Article mis en ligne le dimanche 18 décembre 2022

Tribune collective : La loi Kasbarian-Berger : les femmes mises en danger

« Mes amis, au secours... Une femme vient de mourir gelée, cette nuit à trois heures, sur le trottoir du boulevard Sébastopol, serrant sur elle le papier par lequel, avant hier, on l’avait expulsée.. » Ce n’est pas un hasard si l’appel de l’abbé Pierre du 1er février 1954 s’ouvre sur l’annonce de la mort d’une femme. 52 ans plus tard, la situation des femmes face à la précarité du logement n’a cessé de s’aggraver et la loi Kasbarian-Berger votée vendredi 2 décembre sonne pour beaucoup d’entre elles comme une sentence de mort.
La loi prévoit de criminaliser et d’expulser en 48h, sans décision du juge les occupant.es de logements vacants (c’est à dire de bâtiments inhabités qui sont au nombre de 7 millions en France), mais aussi les personnes qui ne sont pas titulaires d’un bail en cours de validité.
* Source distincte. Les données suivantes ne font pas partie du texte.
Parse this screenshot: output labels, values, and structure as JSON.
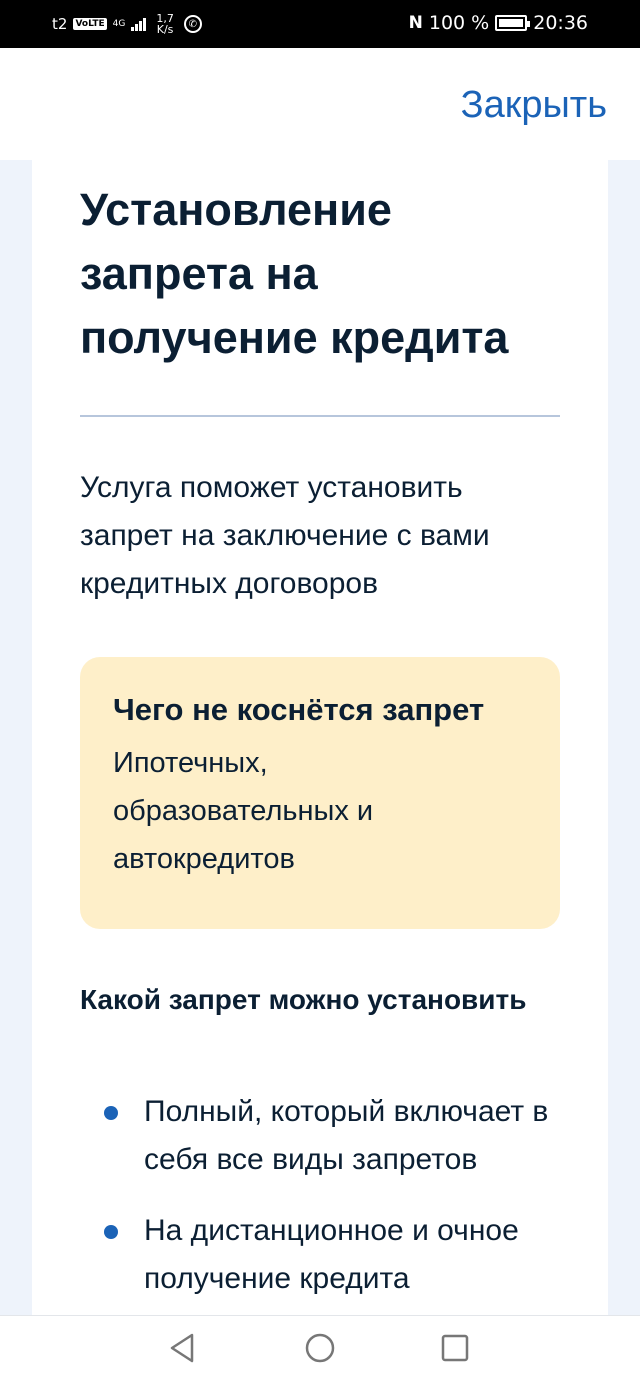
{
  "status_bar": {
    "carrier": "t2",
    "volte": "VoLTE",
    "network": "4G",
    "speed_value": "1,7",
    "speed_unit": "K/s",
    "nfc": "N",
    "battery_text": "100 %",
    "battery_level": 1.0,
    "time": "20:36"
  },
  "header": {
    "close_label": "Закрыть"
  },
  "page": {
    "title": "Установление запрета на получение кредита",
    "intro": "Услуга поможет установить запрет на заключение с вами кредитных договоров",
    "note": {
      "title": "Чего не коснётся запрет",
      "text": "Ипотечных, образовательных и автокредитов"
    },
    "section_title": "Какой запрет можно установить",
    "options": [
      {
        "text": "Полный, который включает в себя все виды запретов"
      },
      {
        "text": "На дистанционное и очное получение кредита"
      }
    ]
  },
  "colors": {
    "accent": "#1b63b7",
    "note_background": "#feefc9",
    "page_background": "#eef3fb"
  },
  "nav_bar": {
    "icons": [
      "back-icon",
      "home-icon",
      "recents-icon"
    ]
  }
}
Ces procédures d’expulsion ne seront pas accompagnées de relogement des locataires en difficulté et les possibilités de maintien dans le logement de locataires ayant payé leur dette de loyer seront limitées. Ainsi, des personnes précaires seront envoyées en prison (jusqu’à 10 ans) pour avoir eu des difficultés à payer leur loyer ou avoir occupé un bâtiment vide afin de se soustraire à la rue. Dans un contexte où de nombreux bâtiments sont achetés et laissés vides pour faire monter les prix et favoriser la spéculation immobilière, dans un contexte où 4 millions de personnes sont non ou mal logées en France, cette loi, profondément injuste et antisociale, va doubler le nombre de personnes sans domicile pour les bénéfices de quelques uns (fondation abbé Pierre).
Nous, associations féministes, nous insurgeons contre cette loi, car nous savons qu’elle impactera avant tout les femmes précaires qui vont être précipitées dans des situations de détresse extrême.
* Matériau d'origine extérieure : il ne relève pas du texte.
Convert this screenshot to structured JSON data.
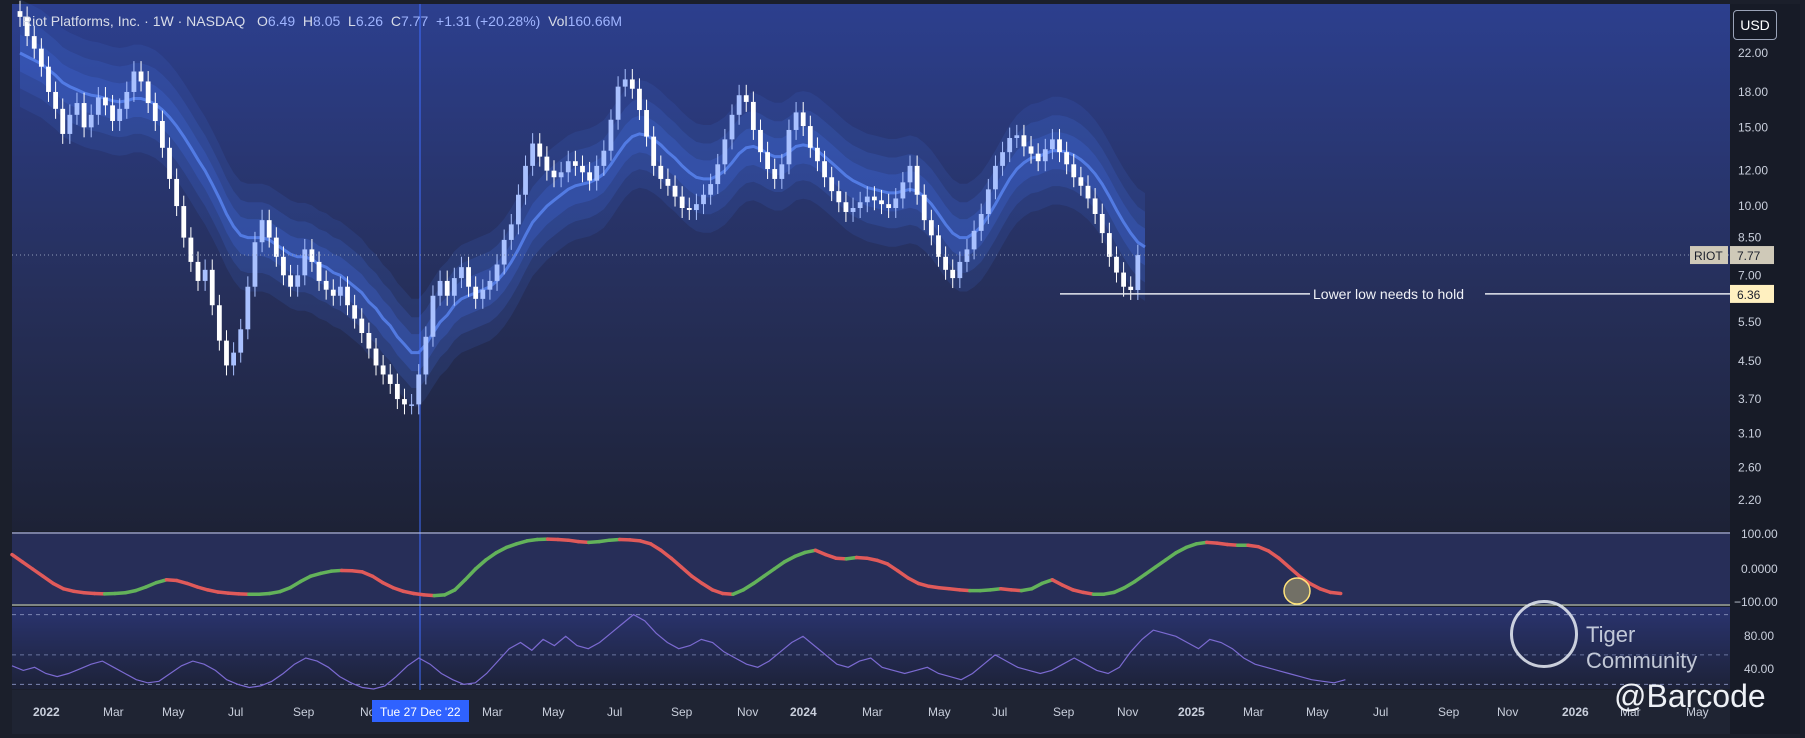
{
  "header": {
    "symbol_name": "Riot Platforms, Inc.",
    "interval": "1W",
    "exchange": "NASDAQ",
    "open_label": "O",
    "open": "6.49",
    "high_label": "H",
    "high": "8.05",
    "low_label": "L",
    "low": "6.26",
    "close_label": "C",
    "close": "7.77",
    "change": "+1.31 (+20.28%)",
    "vol_label": "Vol",
    "volume": "160.66M"
  },
  "currency_button": "USD",
  "watermark": {
    "brand": "Tiger Community",
    "handle": "@Barcode"
  },
  "colors": {
    "up": "#a9c1ff",
    "down": "#ffffff",
    "ribbon": "#3f68d6",
    "ribbon_teal": "#3fb8a8",
    "osc_up": "#63b25a",
    "osc_down": "#e05a5a",
    "rsi": "#7b6ad1",
    "accent": "#2f62ff"
  },
  "chart_data": {
    "type": "candlestick",
    "scale": "log",
    "price_axis_ticks": [
      "22.00",
      "18.00",
      "15.00",
      "12.00",
      "10.00",
      "8.50",
      "7.00",
      "5.50",
      "4.50",
      "3.70",
      "3.10",
      "2.60",
      "2.20"
    ],
    "price_axis_values": [
      22,
      18,
      15,
      12,
      10,
      8.5,
      7,
      5.5,
      4.5,
      3.7,
      3.1,
      2.6,
      2.2
    ],
    "time_axis_ticks": [
      "2022",
      "Mar",
      "May",
      "Jul",
      "Sep",
      "No",
      "Mar",
      "May",
      "Jul",
      "Sep",
      "Nov",
      "2024",
      "Mar",
      "May",
      "Jul",
      "Sep",
      "Nov",
      "2025",
      "Mar",
      "May",
      "Jul",
      "Sep",
      "Nov",
      "2026",
      "Mar",
      "May"
    ],
    "crosshair_date": "Tue 27 Dec '22",
    "price_labels": [
      {
        "name": "RIOT",
        "value": "7.77"
      },
      {
        "name": "",
        "value": "6.36"
      }
    ],
    "support_line": {
      "value": 6.36,
      "label": "Lower low needs to hold"
    },
    "oscillator_ticks": [
      "100.00",
      "0.0000",
      "−100.00"
    ],
    "rsi_ticks": [
      "80.00",
      "40.00"
    ],
    "closes": [
      26.5,
      24,
      22.5,
      20.5,
      18,
      16.5,
      14.5,
      16,
      17,
      15,
      16,
      17.5,
      16.8,
      15.5,
      16.5,
      18,
      20,
      19,
      17,
      15.5,
      13.5,
      11.5,
      10,
      8.5,
      7.5,
      6.8,
      7.2,
      6,
      5,
      4.4,
      4.7,
      5.3,
      6.6,
      8.3,
      9.3,
      8.5,
      7.7,
      7,
      6.6,
      7,
      8,
      7.5,
      6.8,
      6.5,
      6.3,
      6.6,
      6,
      5.6,
      5.2,
      4.8,
      4.4,
      4.2,
      4,
      3.7,
      3.6,
      3.6,
      4.2,
      5.1,
      6.3,
      6.8,
      6.3,
      6.9,
      7.3,
      6.6,
      6.2,
      6.5,
      6.8,
      7.4,
      8.4,
      9.1,
      10.6,
      12.3,
      13.8,
      12.9,
      12,
      11.6,
      11.9,
      12.6,
      12.3,
      11.9,
      11.4,
      12.3,
      13.3,
      15.6,
      18.5,
      19.2,
      18.3,
      16.4,
      14.3,
      12.3,
      11.5,
      11.1,
      10.5,
      9.9,
      9.8,
      10.1,
      10.6,
      11.2,
      12.4,
      14.1,
      16,
      17.7,
      17.1,
      14.8,
      13.2,
      12.1,
      11.5,
      12.4,
      14.8,
      16.2,
      15.1,
      13.5,
      12.6,
      11.6,
      10.8,
      10.2,
      9.7,
      9.9,
      10.2,
      10.5,
      10.3,
      10.1,
      9.9,
      10.4,
      11.3,
      12.3,
      10.6,
      9.3,
      8.6,
      7.7,
      7.2,
      6.9,
      7.5,
      8,
      8.8,
      9.6,
      10.9,
      12.3,
      13.2,
      14.2,
      14.4,
      13.6,
      13.1,
      12.6,
      13.4,
      14.1,
      13.2,
      12.4,
      11.6,
      11.1,
      10.4,
      9.6,
      8.7,
      7.7,
      7.1,
      6.6,
      6.49,
      7.77
    ],
    "ribbon_mid": [
      22,
      21.6,
      21.2,
      20.8,
      20.2,
      19.6,
      18.9,
      18.5,
      18.2,
      17.9,
      17.7,
      17.6,
      17.4,
      17.2,
      17.1,
      17.2,
      17.4,
      17.4,
      17.2,
      16.9,
      16.4,
      15.8,
      15.1,
      14.3,
      13.5,
      12.7,
      12,
      11.2,
      10.4,
      9.6,
      9,
      8.6,
      8.5,
      8.5,
      8.5,
      8.4,
      8.2,
      8,
      7.8,
      7.7,
      7.7,
      7.6,
      7.4,
      7.3,
      7.1,
      7,
      6.8,
      6.6,
      6.4,
      6.1,
      5.9,
      5.6,
      5.4,
      5.1,
      4.9,
      4.7,
      4.7,
      4.9,
      5.2,
      5.5,
      5.7,
      6,
      6.2,
      6.3,
      6.4,
      6.5,
      6.6,
      6.8,
      7.1,
      7.5,
      8,
      8.6,
      9.2,
      9.6,
      10,
      10.3,
      10.6,
      10.9,
      11.1,
      11.2,
      11.3,
      11.5,
      11.8,
      12.4,
      13.1,
      13.8,
      14.3,
      14.5,
      14.4,
      14.1,
      13.7,
      13.2,
      12.8,
      12.3,
      11.9,
      11.6,
      11.5,
      11.5,
      11.7,
      12,
      12.5,
      13.1,
      13.5,
      13.6,
      13.4,
      13.1,
      12.9,
      12.9,
      13.2,
      13.6,
      13.7,
      13.6,
      13.3,
      12.9,
      12.5,
      12.1,
      11.7,
      11.4,
      11.2,
      11,
      10.9,
      10.8,
      10.7,
      10.7,
      10.8,
      10.9,
      10.8,
      10.5,
      10.1,
      9.6,
      9.1,
      8.7,
      8.5,
      8.5,
      8.7,
      9,
      9.5,
      10.1,
      10.8,
      11.5,
      12.1,
      12.5,
      12.8,
      12.9,
      13.1,
      13.3,
      13.3,
      13.2,
      13,
      12.7,
      12.3,
      11.8,
      11.2,
      10.5,
      9.8,
      9.2,
      8.7,
      8.3,
      8.1
    ],
    "oscillator": [
      40,
      20,
      0,
      -20,
      -40,
      -55,
      -62,
      -66,
      -68,
      -69,
      -68,
      -66,
      -60,
      -50,
      -38,
      -30,
      -32,
      -40,
      -50,
      -58,
      -64,
      -67,
      -69,
      -70,
      -70,
      -68,
      -63,
      -52,
      -35,
      -20,
      -12,
      -6,
      -4,
      -5,
      -8,
      -20,
      -38,
      -52,
      -62,
      -68,
      -72,
      -74,
      -72,
      -58,
      -30,
      0,
      25,
      45,
      60,
      70,
      78,
      82,
      83,
      82,
      80,
      76,
      74,
      76,
      80,
      82,
      81,
      78,
      70,
      52,
      30,
      5,
      -20,
      -40,
      -58,
      -68,
      -70,
      -58,
      -40,
      -20,
      0,
      20,
      35,
      46,
      52,
      40,
      30,
      28,
      32,
      30,
      24,
      14,
      -5,
      -25,
      -40,
      -48,
      -52,
      -55,
      -58,
      -60,
      -60,
      -58,
      -55,
      -58,
      -60,
      -55,
      -40,
      -30,
      -45,
      -58,
      -65,
      -70,
      -70,
      -65,
      -52,
      -35,
      -15,
      5,
      25,
      45,
      60,
      70,
      74,
      72,
      68,
      66,
      66,
      62,
      50,
      30,
      5,
      -20,
      -40,
      -55,
      -65,
      -68
    ],
    "rsi": [
      45,
      42,
      44,
      40,
      38,
      40,
      43,
      46,
      48,
      44,
      40,
      36,
      34,
      35,
      40,
      45,
      48,
      46,
      42,
      36,
      33,
      31,
      32,
      35,
      40,
      46,
      50,
      48,
      44,
      38,
      34,
      31,
      30,
      32,
      38,
      45,
      50,
      46,
      40,
      36,
      33,
      34,
      40,
      48,
      56,
      60,
      55,
      62,
      58,
      64,
      58,
      56,
      60,
      66,
      72,
      78,
      74,
      66,
      60,
      56,
      58,
      62,
      60,
      54,
      50,
      46,
      44,
      48,
      54,
      60,
      64,
      58,
      52,
      46,
      44,
      48,
      50,
      44,
      42,
      40,
      42,
      44,
      40,
      38,
      36,
      40,
      46,
      52,
      48,
      44,
      42,
      40,
      42,
      46,
      50,
      46,
      42,
      40,
      44,
      54,
      62,
      68,
      66,
      64,
      60,
      56,
      62,
      60,
      56,
      50,
      46,
      44,
      42,
      40,
      38,
      36,
      35,
      34,
      36
    ]
  }
}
Les femmes sont les premières touchées par la hausse du coût du logement en France au regard de leur plus grande pauvreté et de l’ensemble des inégalités résultant du système patriarcal : inégalités salariales, surreprésentation des femmes dans le travail à temps partiel (82 %) et le travail précaire... En outre, dans 85 % des cas le parent de famille monoparentale est une femme et 46 % des enfants qui vivent avec leur mère sont pauvres.
Les femmes exposées à plusieurs formes d’oppression seront davantage affectées. Les femmes migrantes, les femmes en situation de prostitution, les femmes victimes de traite, les femmes en situation de handicap, les femmes monoparentales, les femmes en situation d’itinérance, les femmes fuyant des foyers violents et incestueux, les jeunes femmes de l’aide sociale à l’enfance seront lespremières victimes de cette loi. Contraintes à dormir dans la rue, ces femmes seront victimes de violences, de viols à répétition. Elles vivront la torture d’une mort lente. En effet, selon l’association Entourage, une agression sexuelle sur une femme SDF a lieu toutes les huit heures en France.
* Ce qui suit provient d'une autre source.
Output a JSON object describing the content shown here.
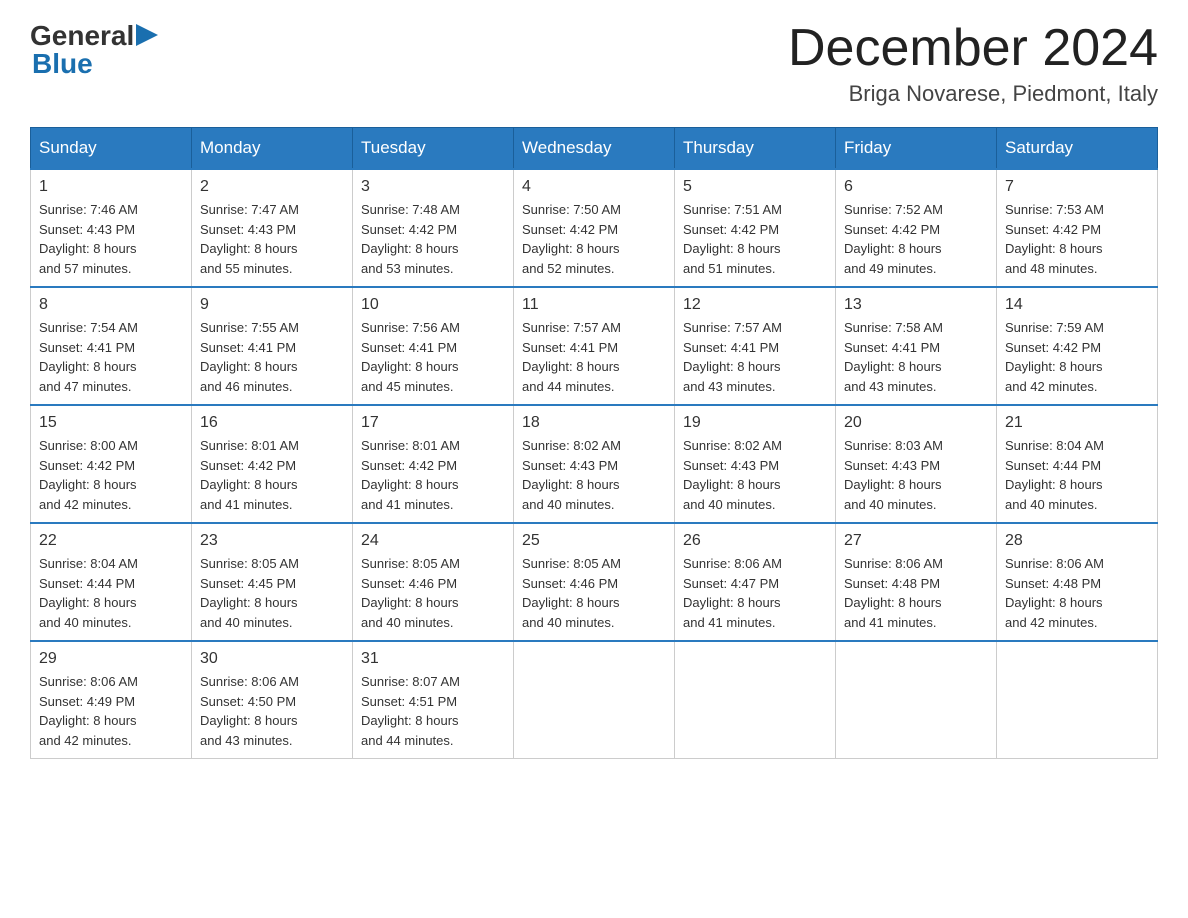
{
  "logo": {
    "general": "General",
    "blue": "Blue",
    "arrow": "▶"
  },
  "header": {
    "month_title": "December 2024",
    "location": "Briga Novarese, Piedmont, Italy"
  },
  "days_of_week": [
    "Sunday",
    "Monday",
    "Tuesday",
    "Wednesday",
    "Thursday",
    "Friday",
    "Saturday"
  ],
  "weeks": [
    [
      {
        "day": "1",
        "sunrise": "7:46 AM",
        "sunset": "4:43 PM",
        "daylight": "8 hours and 57 minutes."
      },
      {
        "day": "2",
        "sunrise": "7:47 AM",
        "sunset": "4:43 PM",
        "daylight": "8 hours and 55 minutes."
      },
      {
        "day": "3",
        "sunrise": "7:48 AM",
        "sunset": "4:42 PM",
        "daylight": "8 hours and 53 minutes."
      },
      {
        "day": "4",
        "sunrise": "7:50 AM",
        "sunset": "4:42 PM",
        "daylight": "8 hours and 52 minutes."
      },
      {
        "day": "5",
        "sunrise": "7:51 AM",
        "sunset": "4:42 PM",
        "daylight": "8 hours and 51 minutes."
      },
      {
        "day": "6",
        "sunrise": "7:52 AM",
        "sunset": "4:42 PM",
        "daylight": "8 hours and 49 minutes."
      },
      {
        "day": "7",
        "sunrise": "7:53 AM",
        "sunset": "4:42 PM",
        "daylight": "8 hours and 48 minutes."
      }
    ],
    [
      {
        "day": "8",
        "sunrise": "7:54 AM",
        "sunset": "4:41 PM",
        "daylight": "8 hours and 47 minutes."
      },
      {
        "day": "9",
        "sunrise": "7:55 AM",
        "sunset": "4:41 PM",
        "daylight": "8 hours and 46 minutes."
      },
      {
        "day": "10",
        "sunrise": "7:56 AM",
        "sunset": "4:41 PM",
        "daylight": "8 hours and 45 minutes."
      },
      {
        "day": "11",
        "sunrise": "7:57 AM",
        "sunset": "4:41 PM",
        "daylight": "8 hours and 44 minutes."
      },
      {
        "day": "12",
        "sunrise": "7:57 AM",
        "sunset": "4:41 PM",
        "daylight": "8 hours and 43 minutes."
      },
      {
        "day": "13",
        "sunrise": "7:58 AM",
        "sunset": "4:41 PM",
        "daylight": "8 hours and 43 minutes."
      },
      {
        "day": "14",
        "sunrise": "7:59 AM",
        "sunset": "4:42 PM",
        "daylight": "8 hours and 42 minutes."
      }
    ],
    [
      {
        "day": "15",
        "sunrise": "8:00 AM",
        "sunset": "4:42 PM",
        "daylight": "8 hours and 42 minutes."
      },
      {
        "day": "16",
        "sunrise": "8:01 AM",
        "sunset": "4:42 PM",
        "daylight": "8 hours and 41 minutes."
      },
      {
        "day": "17",
        "sunrise": "8:01 AM",
        "sunset": "4:42 PM",
        "daylight": "8 hours and 41 minutes."
      },
      {
        "day": "18",
        "sunrise": "8:02 AM",
        "sunset": "4:43 PM",
        "daylight": "8 hours and 40 minutes."
      },
      {
        "day": "19",
        "sunrise": "8:02 AM",
        "sunset": "4:43 PM",
        "daylight": "8 hours and 40 minutes."
      },
      {
        "day": "20",
        "sunrise": "8:03 AM",
        "sunset": "4:43 PM",
        "daylight": "8 hours and 40 minutes."
      },
      {
        "day": "21",
        "sunrise": "8:04 AM",
        "sunset": "4:44 PM",
        "daylight": "8 hours and 40 minutes."
      }
    ],
    [
      {
        "day": "22",
        "sunrise": "8:04 AM",
        "sunset": "4:44 PM",
        "daylight": "8 hours and 40 minutes."
      },
      {
        "day": "23",
        "sunrise": "8:05 AM",
        "sunset": "4:45 PM",
        "daylight": "8 hours and 40 minutes."
      },
      {
        "day": "24",
        "sunrise": "8:05 AM",
        "sunset": "4:46 PM",
        "daylight": "8 hours and 40 minutes."
      },
      {
        "day": "25",
        "sunrise": "8:05 AM",
        "sunset": "4:46 PM",
        "daylight": "8 hours and 40 minutes."
      },
      {
        "day": "26",
        "sunrise": "8:06 AM",
        "sunset": "4:47 PM",
        "daylight": "8 hours and 41 minutes."
      },
      {
        "day": "27",
        "sunrise": "8:06 AM",
        "sunset": "4:48 PM",
        "daylight": "8 hours and 41 minutes."
      },
      {
        "day": "28",
        "sunrise": "8:06 AM",
        "sunset": "4:48 PM",
        "daylight": "8 hours and 42 minutes."
      }
    ],
    [
      {
        "day": "29",
        "sunrise": "8:06 AM",
        "sunset": "4:49 PM",
        "daylight": "8 hours and 42 minutes."
      },
      {
        "day": "30",
        "sunrise": "8:06 AM",
        "sunset": "4:50 PM",
        "daylight": "8 hours and 43 minutes."
      },
      {
        "day": "31",
        "sunrise": "8:07 AM",
        "sunset": "4:51 PM",
        "daylight": "8 hours and 44 minutes."
      },
      null,
      null,
      null,
      null
    ]
  ]
}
En criminalisant les locataires précaires et en accélérant les mises à la rue, en précarisant encore davantage celles qui subissent déjà des violences et des inégalités, en ignorant la réalité du rapport de force bailleur / locataire la loi Kasbarian Berger ouvre un boulevard aux abus de pouvoir. Des agresseurs profiteront de la vulnérabilité économique de certaines pour les exploiter et extorquer des actes sexuels. C’est déjà le cas de nombreux conjoints violents titulaires du bail ou de propriétaires qui offrent des logements contre des “paiements en nature” (France Info).
Nous, associations féministes, rappelons que l’accès à un hébergement digne et sécurisé est un préalable à toute sortie de violences. C’est l’une des premières demandes des victimes afin d’éviter de connaître ou de répéter le pire : la rue ou le retour chez l’agresseur. Les personnes qui “squattent” des logements vides ne le font pas par choix mais bien parce que leur droit à l’accès au logement n’est pas respecté, ce qui les met en danger.
Nous associations féministes, nous nous mobilisons contre cette loi dangereuse et indigne pour les femmes et nous exigeons sa censure par le Conseil Constitutionnel au nom de la dignité humaine, des droits des femmes et du respect des valeurs les plus fondamentales de notre contrat social.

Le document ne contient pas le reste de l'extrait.